O local de acção de O Lápis do Carpinteiro situa-se na Galiza, em 1936.
Franco está no poder e a repressão ideológica é apertada.
Na prisão, um preso político, um “pintor de ideias” desenha o Pórtico da Glória, utilizando um lápis de carpinteiro. Vermelho. Cor do sangue e da fraternidade.
O Pórtico representa o Dia do Juízo Final. Os rostos dos anjos e dos profetas estão representados pelos prisioneiros políticos enquanto que os demónios torturadores são os guardas do inferno prisional da prisão de San Simón. O rosto de Daniel da Barca, o médico cubano e amigo de Che, representa o profeta Daniel. Na cova dos leões. Um dos poucos que consegue escapar à voracidade da fúria das feras humanas.
Dono de uma prosa sublime, Rivas manipula o lápis (ou a caneta) não de carpinteiro mas de artífice da Palavra, construindo frases e ideias a partir de factos e personagens reais. O resultado é a criação de uma obra de ficção cuja dolorosa beleza cria no leitor a sensação de verosimilhança semelhante àquela que experimentámos ao visualizar uma obra cinematográfica como A Lista de Schindler, realizada por Steven Spielberg.
Isto porque tal como no romance de Thomas Keneally que deu origem ao filme, a personagem principal, neste caso o ex-guarda prisional Herbal, muda, a dado momento da narrativa, de convicções mediante o choque causado por uma imagem. Tal como Schindler, o fabricante de armas nazi, que sofre uma revolução emocional face ao impacto do cadáver de uma criança de vestida de vermelho em cima da pilha de cadáveres destinados ao forno crematório. No caso do carcereiro da prisão de San Simón assistimos à ocorrência de um abalo emocional do mesmo género após esta sinistra personagem ser obrigada a executar o autor do Pórtico da Glória – pintura mural executada com um vulgar lápis de carpinteiro representando o Apocalipse, onde os rostos dos prisioneiros políticos dão forma a anjos e profetas.
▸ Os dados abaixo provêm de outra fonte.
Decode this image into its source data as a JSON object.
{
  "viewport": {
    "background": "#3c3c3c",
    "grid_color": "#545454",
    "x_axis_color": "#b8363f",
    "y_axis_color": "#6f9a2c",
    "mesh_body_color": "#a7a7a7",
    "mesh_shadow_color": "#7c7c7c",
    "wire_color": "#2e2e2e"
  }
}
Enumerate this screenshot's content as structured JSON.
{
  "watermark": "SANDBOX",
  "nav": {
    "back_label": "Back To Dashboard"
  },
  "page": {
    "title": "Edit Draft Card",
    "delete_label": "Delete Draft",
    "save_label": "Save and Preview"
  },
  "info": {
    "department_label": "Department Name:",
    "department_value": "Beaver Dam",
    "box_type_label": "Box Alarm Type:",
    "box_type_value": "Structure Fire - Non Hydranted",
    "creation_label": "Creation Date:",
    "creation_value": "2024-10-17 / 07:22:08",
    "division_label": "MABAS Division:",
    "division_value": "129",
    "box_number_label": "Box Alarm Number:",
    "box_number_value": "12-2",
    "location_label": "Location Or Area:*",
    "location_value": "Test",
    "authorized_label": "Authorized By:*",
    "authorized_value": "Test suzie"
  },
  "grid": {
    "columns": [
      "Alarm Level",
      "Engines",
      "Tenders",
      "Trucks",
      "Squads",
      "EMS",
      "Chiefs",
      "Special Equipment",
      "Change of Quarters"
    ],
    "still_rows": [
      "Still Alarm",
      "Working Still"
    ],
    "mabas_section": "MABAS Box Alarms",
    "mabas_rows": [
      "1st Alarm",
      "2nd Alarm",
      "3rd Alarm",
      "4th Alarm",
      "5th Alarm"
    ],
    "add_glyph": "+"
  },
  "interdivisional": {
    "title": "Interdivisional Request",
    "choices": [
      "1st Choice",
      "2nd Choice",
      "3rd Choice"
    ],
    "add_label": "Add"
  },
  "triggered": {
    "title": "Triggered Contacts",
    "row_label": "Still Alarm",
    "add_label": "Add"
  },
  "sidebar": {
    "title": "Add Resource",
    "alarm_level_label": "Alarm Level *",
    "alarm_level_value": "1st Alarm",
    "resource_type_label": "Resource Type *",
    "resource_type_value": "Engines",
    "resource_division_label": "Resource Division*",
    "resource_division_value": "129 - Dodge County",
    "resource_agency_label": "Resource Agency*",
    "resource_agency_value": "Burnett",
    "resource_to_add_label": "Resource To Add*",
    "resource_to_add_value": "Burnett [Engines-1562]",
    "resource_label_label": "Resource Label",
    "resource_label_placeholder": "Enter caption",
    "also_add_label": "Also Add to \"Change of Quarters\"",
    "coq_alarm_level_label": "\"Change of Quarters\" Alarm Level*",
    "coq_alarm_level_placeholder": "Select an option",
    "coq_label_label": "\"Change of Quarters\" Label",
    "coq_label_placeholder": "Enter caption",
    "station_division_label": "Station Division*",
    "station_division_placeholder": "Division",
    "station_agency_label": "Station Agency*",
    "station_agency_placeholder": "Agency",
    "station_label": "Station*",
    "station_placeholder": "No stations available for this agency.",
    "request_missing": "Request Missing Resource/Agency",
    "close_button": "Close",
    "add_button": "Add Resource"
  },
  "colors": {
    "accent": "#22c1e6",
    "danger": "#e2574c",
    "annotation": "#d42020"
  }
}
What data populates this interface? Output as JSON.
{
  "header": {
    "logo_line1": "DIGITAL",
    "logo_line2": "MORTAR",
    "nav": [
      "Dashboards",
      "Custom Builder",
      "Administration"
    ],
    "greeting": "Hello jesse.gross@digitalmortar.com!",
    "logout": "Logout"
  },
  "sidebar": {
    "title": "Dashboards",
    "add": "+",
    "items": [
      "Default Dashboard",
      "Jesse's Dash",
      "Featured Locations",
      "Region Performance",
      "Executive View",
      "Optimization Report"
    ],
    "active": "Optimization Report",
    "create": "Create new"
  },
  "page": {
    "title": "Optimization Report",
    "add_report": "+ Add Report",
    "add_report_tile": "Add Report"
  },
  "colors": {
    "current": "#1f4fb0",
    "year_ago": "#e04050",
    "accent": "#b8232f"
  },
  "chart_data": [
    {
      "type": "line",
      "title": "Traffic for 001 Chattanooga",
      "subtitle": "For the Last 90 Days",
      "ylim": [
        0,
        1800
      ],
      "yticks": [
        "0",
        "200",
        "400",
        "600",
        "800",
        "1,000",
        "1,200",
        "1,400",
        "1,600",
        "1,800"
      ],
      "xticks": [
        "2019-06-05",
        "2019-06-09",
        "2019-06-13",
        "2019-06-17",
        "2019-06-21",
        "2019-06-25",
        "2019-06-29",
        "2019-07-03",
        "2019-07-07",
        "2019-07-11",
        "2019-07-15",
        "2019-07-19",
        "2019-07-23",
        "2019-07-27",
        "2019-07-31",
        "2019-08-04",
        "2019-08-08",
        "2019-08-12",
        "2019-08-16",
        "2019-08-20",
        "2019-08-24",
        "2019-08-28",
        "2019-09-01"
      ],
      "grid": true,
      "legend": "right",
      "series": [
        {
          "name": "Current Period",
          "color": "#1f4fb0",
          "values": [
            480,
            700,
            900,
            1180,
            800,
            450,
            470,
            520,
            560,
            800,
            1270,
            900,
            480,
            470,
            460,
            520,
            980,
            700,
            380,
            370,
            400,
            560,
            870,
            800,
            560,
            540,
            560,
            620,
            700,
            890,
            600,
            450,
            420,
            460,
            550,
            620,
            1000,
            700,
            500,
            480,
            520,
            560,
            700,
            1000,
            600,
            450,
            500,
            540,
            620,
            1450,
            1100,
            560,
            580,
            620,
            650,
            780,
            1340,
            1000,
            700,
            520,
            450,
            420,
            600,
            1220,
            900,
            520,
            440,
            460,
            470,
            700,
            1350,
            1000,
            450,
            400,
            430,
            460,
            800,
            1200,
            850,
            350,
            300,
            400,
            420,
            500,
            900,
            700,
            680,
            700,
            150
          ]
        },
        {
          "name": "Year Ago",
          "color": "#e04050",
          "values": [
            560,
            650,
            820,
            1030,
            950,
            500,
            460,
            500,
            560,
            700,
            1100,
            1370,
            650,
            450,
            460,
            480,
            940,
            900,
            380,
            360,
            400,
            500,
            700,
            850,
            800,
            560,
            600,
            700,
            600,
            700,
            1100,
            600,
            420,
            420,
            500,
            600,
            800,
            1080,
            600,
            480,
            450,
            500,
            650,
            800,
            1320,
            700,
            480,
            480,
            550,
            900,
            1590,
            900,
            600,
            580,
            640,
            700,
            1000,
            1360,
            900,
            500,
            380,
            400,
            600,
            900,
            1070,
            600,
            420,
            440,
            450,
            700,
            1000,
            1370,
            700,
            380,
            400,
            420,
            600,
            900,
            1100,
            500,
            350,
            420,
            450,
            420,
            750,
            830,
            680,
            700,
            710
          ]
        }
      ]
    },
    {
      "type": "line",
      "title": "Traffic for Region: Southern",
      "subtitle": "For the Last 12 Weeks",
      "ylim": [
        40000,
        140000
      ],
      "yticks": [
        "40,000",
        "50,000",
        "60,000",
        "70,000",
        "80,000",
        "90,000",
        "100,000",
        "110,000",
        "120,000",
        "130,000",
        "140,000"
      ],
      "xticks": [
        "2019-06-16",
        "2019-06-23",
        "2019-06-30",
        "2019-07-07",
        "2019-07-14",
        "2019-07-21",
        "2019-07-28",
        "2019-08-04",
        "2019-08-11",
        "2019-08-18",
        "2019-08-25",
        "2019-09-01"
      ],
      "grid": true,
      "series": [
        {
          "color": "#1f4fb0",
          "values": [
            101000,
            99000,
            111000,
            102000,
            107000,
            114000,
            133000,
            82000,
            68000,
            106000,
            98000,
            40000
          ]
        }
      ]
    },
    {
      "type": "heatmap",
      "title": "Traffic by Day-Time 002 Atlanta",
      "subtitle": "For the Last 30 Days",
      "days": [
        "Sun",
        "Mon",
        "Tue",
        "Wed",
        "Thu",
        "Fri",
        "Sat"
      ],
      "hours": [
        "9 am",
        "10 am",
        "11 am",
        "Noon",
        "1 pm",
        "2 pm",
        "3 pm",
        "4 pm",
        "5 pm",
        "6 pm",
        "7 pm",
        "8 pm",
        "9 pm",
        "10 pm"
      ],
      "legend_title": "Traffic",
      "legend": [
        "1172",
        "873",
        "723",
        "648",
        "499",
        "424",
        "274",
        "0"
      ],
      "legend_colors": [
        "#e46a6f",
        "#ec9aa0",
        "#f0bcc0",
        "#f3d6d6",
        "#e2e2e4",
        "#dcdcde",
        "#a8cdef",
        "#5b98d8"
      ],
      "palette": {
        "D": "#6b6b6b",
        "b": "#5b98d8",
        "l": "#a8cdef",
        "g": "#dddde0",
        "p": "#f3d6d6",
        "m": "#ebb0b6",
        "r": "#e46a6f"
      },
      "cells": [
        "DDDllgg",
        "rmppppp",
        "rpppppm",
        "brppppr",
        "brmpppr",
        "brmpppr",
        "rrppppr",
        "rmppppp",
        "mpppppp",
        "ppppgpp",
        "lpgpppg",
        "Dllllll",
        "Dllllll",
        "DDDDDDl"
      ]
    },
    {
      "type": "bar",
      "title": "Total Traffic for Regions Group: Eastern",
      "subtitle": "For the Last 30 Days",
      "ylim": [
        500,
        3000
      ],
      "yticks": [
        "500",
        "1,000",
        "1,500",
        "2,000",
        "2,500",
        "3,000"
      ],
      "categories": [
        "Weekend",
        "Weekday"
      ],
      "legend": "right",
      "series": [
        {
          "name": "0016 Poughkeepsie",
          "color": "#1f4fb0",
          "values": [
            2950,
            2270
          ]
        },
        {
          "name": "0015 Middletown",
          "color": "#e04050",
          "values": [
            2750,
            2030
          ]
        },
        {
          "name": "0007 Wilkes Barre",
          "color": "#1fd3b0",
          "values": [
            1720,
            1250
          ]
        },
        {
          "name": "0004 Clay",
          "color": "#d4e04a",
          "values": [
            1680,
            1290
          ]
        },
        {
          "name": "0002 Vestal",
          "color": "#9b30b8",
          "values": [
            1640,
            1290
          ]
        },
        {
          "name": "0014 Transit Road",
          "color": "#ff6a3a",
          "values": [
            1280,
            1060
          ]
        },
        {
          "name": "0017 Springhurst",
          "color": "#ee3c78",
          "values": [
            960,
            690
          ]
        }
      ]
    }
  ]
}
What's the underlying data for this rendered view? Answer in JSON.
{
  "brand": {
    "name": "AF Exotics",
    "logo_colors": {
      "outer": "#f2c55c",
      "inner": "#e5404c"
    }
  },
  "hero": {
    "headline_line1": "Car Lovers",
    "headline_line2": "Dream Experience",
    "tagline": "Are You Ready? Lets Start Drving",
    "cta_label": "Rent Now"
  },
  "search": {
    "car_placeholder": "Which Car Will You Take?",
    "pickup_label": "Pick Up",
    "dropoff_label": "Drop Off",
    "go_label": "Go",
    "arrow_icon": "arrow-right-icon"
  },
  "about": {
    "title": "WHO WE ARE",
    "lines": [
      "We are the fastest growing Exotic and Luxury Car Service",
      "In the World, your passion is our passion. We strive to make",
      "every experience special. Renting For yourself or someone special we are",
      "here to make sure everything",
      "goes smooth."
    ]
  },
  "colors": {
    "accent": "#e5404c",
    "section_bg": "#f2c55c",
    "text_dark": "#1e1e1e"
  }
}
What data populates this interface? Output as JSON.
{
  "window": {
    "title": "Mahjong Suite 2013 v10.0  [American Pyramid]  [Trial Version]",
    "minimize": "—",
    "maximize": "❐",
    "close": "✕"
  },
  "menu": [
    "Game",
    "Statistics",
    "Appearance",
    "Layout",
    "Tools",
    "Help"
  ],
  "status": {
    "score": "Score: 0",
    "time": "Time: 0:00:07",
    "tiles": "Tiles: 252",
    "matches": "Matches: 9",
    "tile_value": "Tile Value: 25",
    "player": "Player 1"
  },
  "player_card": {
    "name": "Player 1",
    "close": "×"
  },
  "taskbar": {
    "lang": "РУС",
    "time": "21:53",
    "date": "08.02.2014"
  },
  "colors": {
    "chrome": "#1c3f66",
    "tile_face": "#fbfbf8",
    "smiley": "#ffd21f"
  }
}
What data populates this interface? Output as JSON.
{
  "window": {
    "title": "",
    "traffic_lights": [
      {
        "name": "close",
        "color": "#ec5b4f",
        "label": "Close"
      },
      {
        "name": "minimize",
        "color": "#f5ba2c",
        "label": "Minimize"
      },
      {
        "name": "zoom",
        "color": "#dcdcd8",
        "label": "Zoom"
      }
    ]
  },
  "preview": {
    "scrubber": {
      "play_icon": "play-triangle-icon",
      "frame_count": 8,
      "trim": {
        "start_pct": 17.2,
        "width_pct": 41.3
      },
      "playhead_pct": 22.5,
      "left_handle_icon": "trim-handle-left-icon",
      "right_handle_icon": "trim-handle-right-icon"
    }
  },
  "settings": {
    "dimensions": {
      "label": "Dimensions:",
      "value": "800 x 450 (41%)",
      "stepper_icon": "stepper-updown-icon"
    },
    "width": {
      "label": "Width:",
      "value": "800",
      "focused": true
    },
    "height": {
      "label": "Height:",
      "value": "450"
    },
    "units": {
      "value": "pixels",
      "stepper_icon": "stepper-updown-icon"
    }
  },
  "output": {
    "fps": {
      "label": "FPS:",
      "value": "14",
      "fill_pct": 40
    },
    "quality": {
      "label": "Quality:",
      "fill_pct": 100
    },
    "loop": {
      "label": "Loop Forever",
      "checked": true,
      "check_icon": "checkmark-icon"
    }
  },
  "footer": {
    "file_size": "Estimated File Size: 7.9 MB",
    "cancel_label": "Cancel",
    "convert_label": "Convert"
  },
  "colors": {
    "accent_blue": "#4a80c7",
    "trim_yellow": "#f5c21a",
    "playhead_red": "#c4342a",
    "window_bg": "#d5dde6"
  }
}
O “pintor de ideias”, considerado subversivo e perigoso para o regime de Franco, faz uma última conversão antes de morrer, através do impacto imagético do seu génio artístico, a qual se traduz na redenção do seu próprio assassino.
Herbal, o guarda que assassina o pintor, herda o vulgar lápis de carpinteiro que inspirava a arte nos seus dedos, transformando o pensamento em imagens. Após a sua morte, o mesmo lápis vermelho de carpinteiro, transforma-se na voz da sua Consciência. Ou do Remorso…
… sempre que o coloca atrás da orelha.
Como se o artista lhe segredasse ao ouvido do carrasco os próprios pensamentos. Um toque de realismo mágico, introduzido pelo Autor, que se serve deste recurso para expressar a voz do humanismo.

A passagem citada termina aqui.